Now, I will admit that when Sharaya was born, the first thing I asked Chuck was, "Does she have Down Syndrome?" When he said no, it was such a huge relief. But we didn't live our lives like that, thinking Beth was a burden and she made our lives so hard... she was just Beth. One of our three girls. (How Chuck survived all those years I'll never know!)
So I was really surprised the other night when I heard a testimony at church from J who said a friend had been told her unborn baby had Down Syndrome and 2 holes in his heart. But after family and friends prayed, the baby was born perfectly healthy. No holes and no Down Syndrome!

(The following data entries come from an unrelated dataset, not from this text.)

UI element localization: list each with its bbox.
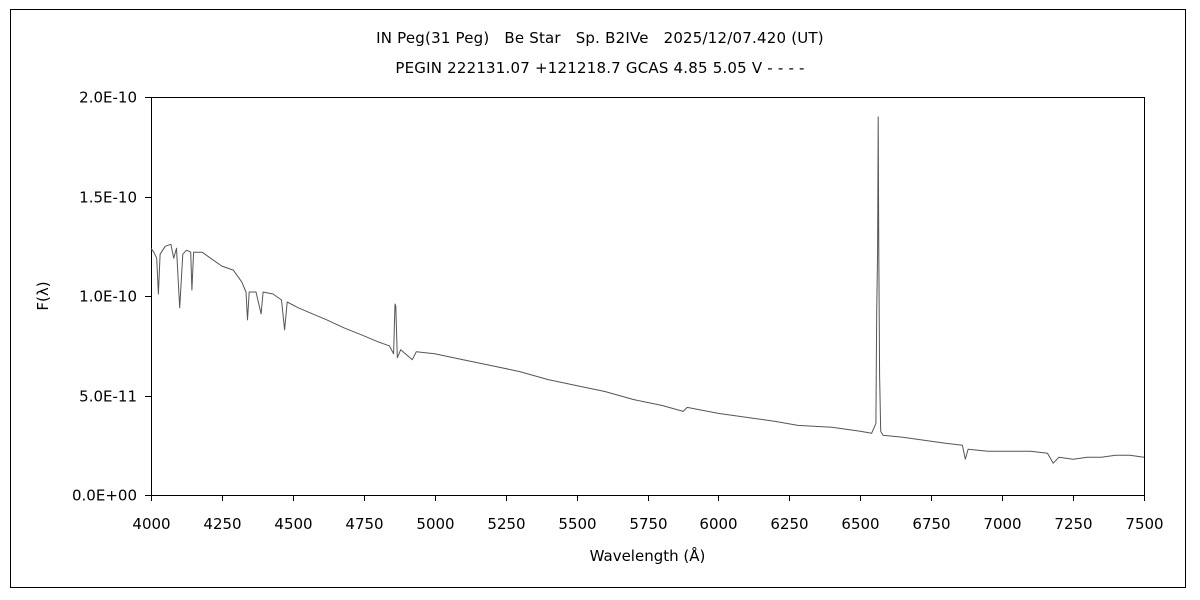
x-tick-label: 4000 <box>132 515 170 533</box>
x-tick-label: 6750 <box>912 515 950 533</box>
y-tick-label: 5.0E-11 <box>79 388 137 406</box>
x-tick-label: 6000 <box>699 515 737 533</box>
x-tick-label: 5000 <box>416 515 454 533</box>
x-tick-label: 6250 <box>770 515 808 533</box>
x-tick-label: 7000 <box>983 515 1021 533</box>
x-tick-label: 5750 <box>629 515 667 533</box>
y-tick-label: 1.5E-10 <box>79 189 137 207</box>
plot-area <box>151 97 1145 496</box>
x-tick-label: 4500 <box>274 515 312 533</box>
y-tick-label: 2.0E-10 <box>79 89 137 107</box>
x-tick-label: 5500 <box>558 515 596 533</box>
series-layer <box>150 116 1145 464</box>
x-tick-label: 6500 <box>841 515 879 533</box>
x-axis: 4000 4250 4500 4750 5000 5250 5500 5750 6000 6250… <box>132 495 1164 533</box>
y-tick-label: 0.0E+00 <box>72 487 137 505</box>
spectrum-line <box>150 116 1145 464</box>
chart-title: IN Peg(31 Peg) Be Star Sp. B2IVe 2025/12… <box>376 29 824 47</box>
x-tick-label: 5250 <box>487 515 525 533</box>
x-axis-label: Wavelength (Å) <box>590 546 706 565</box>
chart-subtitle: PEGIN 222131.07 +121218.7 GCAS 4.85 5.05… <box>395 59 805 77</box>
x-tick-label: 7500 <box>1125 515 1163 533</box>
y-tick-label: 1.0E-10 <box>79 288 137 306</box>
x-tick-label: 4250 <box>203 515 241 533</box>
y-axis-label: F(λ) <box>34 281 52 310</box>
chart-frame <box>10 9 1186 588</box>
x-tick-label: 7250 <box>1054 515 1092 533</box>
x-tick-label: 4750 <box>345 515 383 533</box>
y-axis: 0.0E+00 5.0E-11 1.0E-10 1.5E-10 2.0E-10 <box>72 89 151 505</box>
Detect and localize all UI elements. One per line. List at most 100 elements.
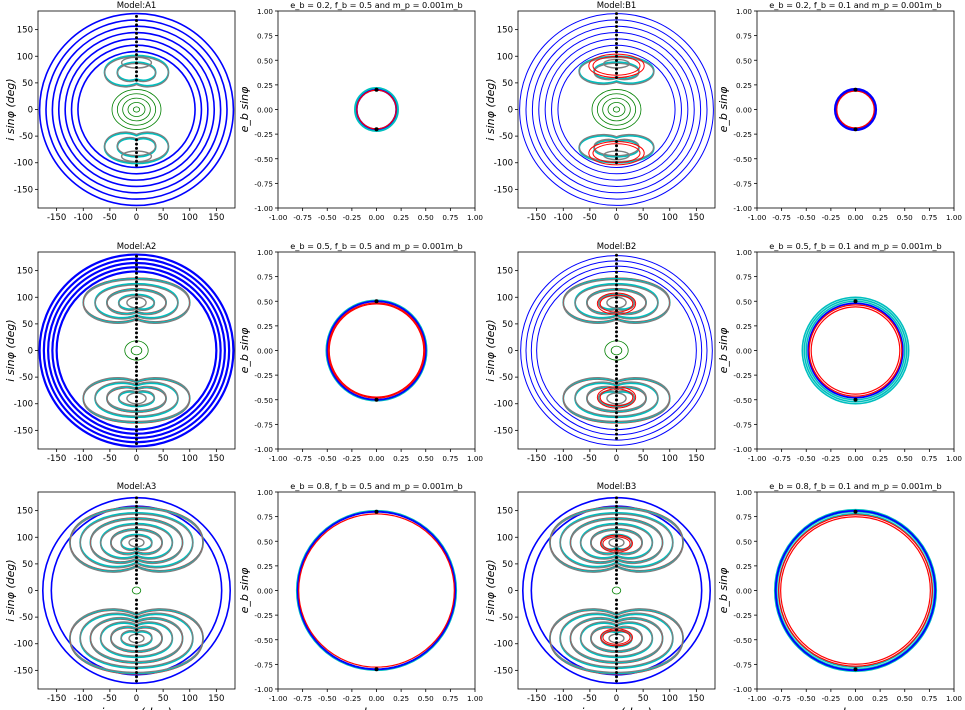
grey-libration-curve — [578, 56, 655, 86]
initial-condition-dot — [615, 526, 618, 530]
initial-condition-dot — [853, 299, 858, 304]
y-axis-label: i sinφ (deg) — [4, 559, 17, 621]
initial-condition-dot — [135, 310, 138, 314]
initial-condition-dot — [615, 12, 618, 16]
initial-condition-dot — [615, 428, 618, 432]
initial-condition-dot — [615, 560, 618, 564]
grey-libration-curve — [593, 138, 640, 157]
initial-condition-dot — [615, 385, 618, 389]
cyan-libration-curve — [103, 54, 170, 87]
initial-condition-dot — [615, 33, 618, 37]
initial-condition-dot — [615, 607, 618, 611]
initial-condition-dot — [615, 139, 618, 143]
x-tick-label: -0.25 — [822, 694, 841, 703]
y-tick-label: 1.00 — [736, 248, 752, 257]
initial-condition-dot — [853, 87, 858, 92]
grey-libration-curve — [590, 529, 643, 556]
x-tick-label: 0.25 — [393, 454, 409, 463]
green-circulation-curve — [122, 97, 151, 122]
x-tick-label: -0.50 — [318, 454, 337, 463]
initial-condition-dot — [615, 509, 618, 513]
initial-condition-dot — [135, 662, 138, 666]
x-tick-label: -100 — [74, 213, 93, 223]
initial-condition-dot — [135, 40, 138, 44]
plot-area — [521, 496, 712, 685]
plot-area — [773, 508, 938, 673]
initial-condition-dot — [135, 263, 138, 267]
initial-condition-dot — [135, 254, 138, 258]
x-tick-label: 0.00 — [847, 454, 863, 463]
plot-area — [519, 12, 714, 206]
y-tick-label: 0 — [508, 587, 513, 597]
red-libration-curve — [570, 517, 663, 562]
initial-condition-dot — [135, 670, 138, 674]
y-tick-label: 0.50 — [736, 56, 752, 65]
y-tick-label: 0.75 — [257, 32, 273, 41]
initial-condition-dot — [615, 360, 618, 364]
initial-condition-dot — [135, 653, 138, 657]
red-libration-curve — [82, 379, 191, 424]
grey-libration-curve — [580, 621, 653, 657]
red-ecc-curve — [298, 513, 455, 668]
x-tick-label: -150 — [527, 694, 546, 704]
y-tick-label: -100 — [14, 640, 33, 650]
initial-condition-dot — [615, 355, 618, 359]
initial-condition-dot — [615, 292, 618, 296]
initial-condition-dot — [374, 299, 379, 304]
initial-condition-dot — [615, 547, 618, 551]
grey-lobe-curve — [608, 537, 625, 548]
x-tick-label: 50 — [638, 213, 649, 223]
initial-condition-dot — [135, 391, 138, 395]
initial-condition-dot — [615, 46, 618, 50]
cyan-libration-curve — [110, 528, 163, 555]
initial-condition-dot — [615, 152, 618, 156]
initial-condition-dot — [615, 274, 618, 278]
y-tick-label: 0.75 — [257, 273, 273, 282]
initial-condition-dot — [615, 389, 618, 393]
grey-libration-curve — [110, 625, 163, 652]
x-tick-label: 0.50 — [897, 213, 913, 222]
x-tick-label: 100 — [182, 694, 198, 704]
x-tick-label: 100 — [182, 454, 198, 464]
initial-condition-dot — [135, 31, 138, 35]
initial-condition-dot — [615, 679, 618, 683]
initial-condition-dot — [135, 293, 138, 297]
x-tick-label: -0.75 — [293, 213, 312, 222]
x-tick-label: -0.50 — [797, 213, 816, 222]
initial-condition-dot — [135, 44, 138, 48]
y-tick-label: -1.00 — [254, 204, 273, 213]
x-tick-label: 0 — [134, 454, 139, 464]
plot-area — [295, 509, 458, 672]
initial-condition-dot — [615, 37, 618, 41]
red-libration-curve — [69, 610, 204, 675]
initial-condition-dot — [135, 416, 138, 420]
y-tick-label: 150 — [497, 26, 513, 36]
x-tick-label: -50 — [583, 454, 597, 464]
y-tick-label: 0.25 — [257, 562, 273, 571]
grey-libration-curve — [79, 612, 194, 668]
y-tick-label: -0.25 — [254, 130, 273, 139]
initial-condition-dot — [135, 271, 138, 275]
cyan-libration-curve — [549, 506, 684, 572]
initial-condition-dot — [135, 301, 138, 305]
cyan-libration-curve — [69, 609, 204, 675]
x-tick-label: 150 — [688, 454, 704, 464]
x-tick-label: -0.25 — [343, 694, 362, 703]
grey-libration-curve — [593, 62, 640, 81]
cyan-libration-curve — [586, 288, 647, 315]
cyan-libration-curve — [120, 533, 153, 551]
axes-frame — [756, 251, 955, 450]
initial-condition-dot — [135, 284, 138, 288]
x-tick-label: -0.75 — [772, 213, 791, 222]
panel-title: Model:B2 — [597, 242, 637, 252]
initial-condition-dot — [135, 577, 138, 581]
y-tick-label: -100 — [494, 400, 513, 410]
y-tick-label: -1.00 — [733, 204, 752, 213]
y-tick-label: 0 — [28, 106, 33, 116]
y-tick-label: 0 — [508, 347, 513, 357]
x-tick-label: 0.50 — [897, 454, 913, 463]
x-tick-label: -1.00 — [269, 694, 288, 703]
x-tick-label: 50 — [158, 213, 169, 223]
y-tick-label: 50 — [22, 560, 33, 570]
initial-condition-dot — [135, 365, 138, 369]
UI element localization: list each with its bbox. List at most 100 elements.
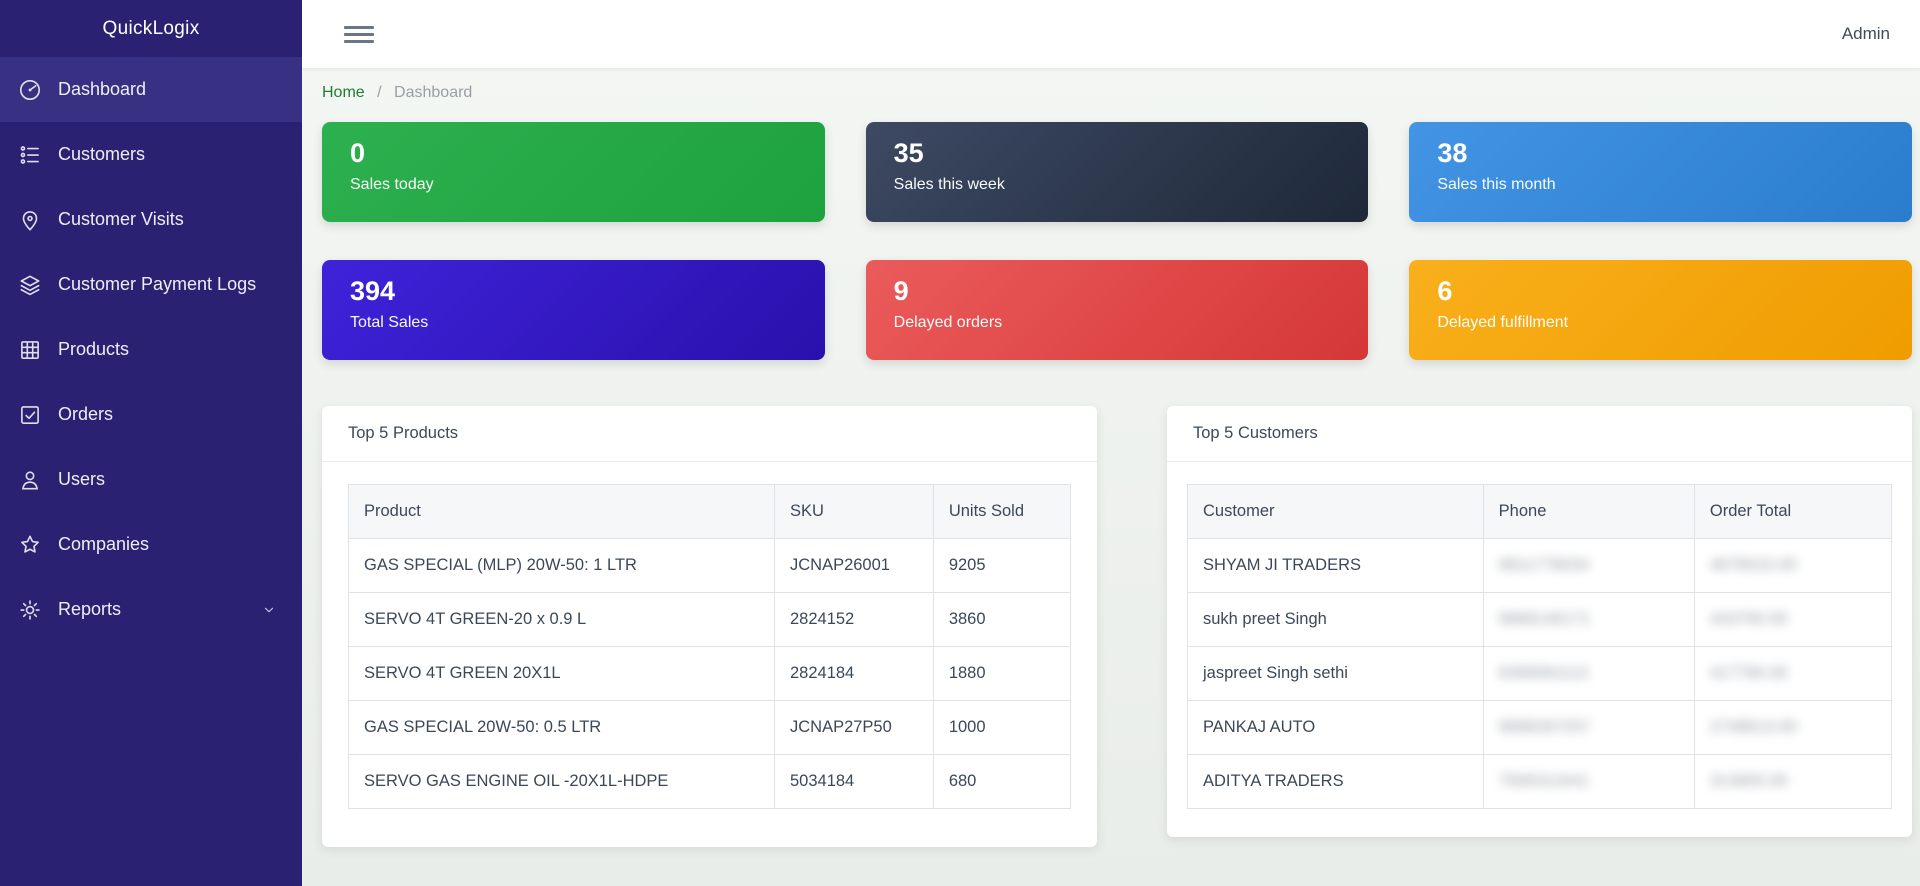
top-products-table: Product SKU Units Sold GAS SPECIAL (MLP)…	[348, 484, 1072, 809]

The church exploded in praise and cheers. And I sat there thinking, "Wait a second." I was clapping too but something just wasn't right. For the first time in over 34 years, I felt... Well I don't exactly know what I felt. It was this odd feeling down in my heart.
It was such a real feeling too, kind of a mixture of sadness and isolation and shock. It's really hard to explain it.
Like you've just heard your best friends taking bad about you behind your back.
"Is this what you've thought all this time? Is this how you all really feel?!"
It was like they were so excited he wasn't gonna be like Beth. But all these years I thought you all liked Beth?!
She's grown up there, attended for 30 years and all that time she's been the only person with Down Syndrome. And at that moment, when everyone cheered because he wouldn't be like Beth, I suddenly felt so isolated.
But I was telling Chuck it wasn't so much about their reaction to the news about the little baby, but that feeling I had. That very real, first-time-in-my-life isolating feeling.
What was that? And why would I feel that way now, after all these years? Stuff like this has never bothered me before, why now?
6 comments:
When I was pregnant, my OBGYN asked if I wanted to get tested to see if my baby had Down Syndrome and I got a little offended because I knew what that meant. They weren't giving me the option so I could be better prepared for it, they were giving me the option so I could abort the pregnancy if she wasn't normal. And it made me feel the same way. What they're saying behind their words sting. And it's the only time I really ever get offended. I don't care if people say the word retard or stare at us in public. That I'm used to. I'm also used to growing up with a perfectly normal sister who I would fight with and wrestle with and share fun times with. And isn't that what we all want? I ended up telling my OGBYN that I didn't want to take the test and if my child had Down Syndrome, then it would just be a happy surprise. :)
Bless you.... I think Satan likes to put those little nitches & little thoughts in our heads to make us question things - especially our feelings. I totally understand your view on that... its totally OK to feel the way you did. You're Beth's mother & you never want anyone to ever doubt that she's not perfect to you & to our God who created her. ....I'm more super impressed you have made it this long without getting offended - that's impressive in itself & even more gives you a right to finally let something creep through to you.... I actually hope your post and/or your thoughts get back to the church because I think that's an eye opening thought. One, I'm sure the speaker never thought about - never to hurt or offend.
& I'm with you - all in this - I'm impressed with your sweet hubby with all the years of GIRLS everywhere :) haha
That's my husband - he's had 3 daughters. I think he doesnt know what to really do with 3 grandsons now :)
I know that feeling. It's their own poorly veiled fear and laziness but it feels like betrayal - or at least betrayal-adjacent. That's why they say we're "strong" and "brave" for living with someone with Downs: deep down they know they don't have what it takes to endure the awkward stares from strangers, or the moments when you have to slow down a conversation to a painful tempo in order for her to keep up. It's cowardice being shown by people you thought were in this with you. It makes me feel, for a second, like a spectacle.
Oh Cindy, I'm sorry that was such a deep hurt. I'm sure the people in your church love Beth. They've also seen the struggles. I suspect that you were also relieved when your next child didn't have Downs. But it is very hard having a child who is different and all the sudden you felt very alone. I would only suggest that Jesus totally understands that hurt, that your fellow church members didn't think how that might seem to you, and that Jesus takes all these hurts and cares upon himself for us. Goo bless you. I know I would have felt the same way if the situation had been with our FAS adopted son who looks like everyone else but had/has issues no one understands. It's hard. It was hard for years. But you've come this far by God's grace. Give it to Him. And may God bless you and heal the hurt. xo
When I was pregnant, I remember telling the doctor that I didn't want any genetic testing done. God gave us the baby, and I was having it no matter what. I didn't even find out the sex until she was born:-)
Your church story made me think of the Canadian Down Syndrome Society's "Anything But Sorry" campaign -- the video is adorable if you haven't seen it https://www.youtube.com/watch?v=AfLfqC2sXOE
It can be so difficult when people are conditioned to think that DS is a bad thing, even though that's such an old fashioned way of thinking. Sending love and strength your way.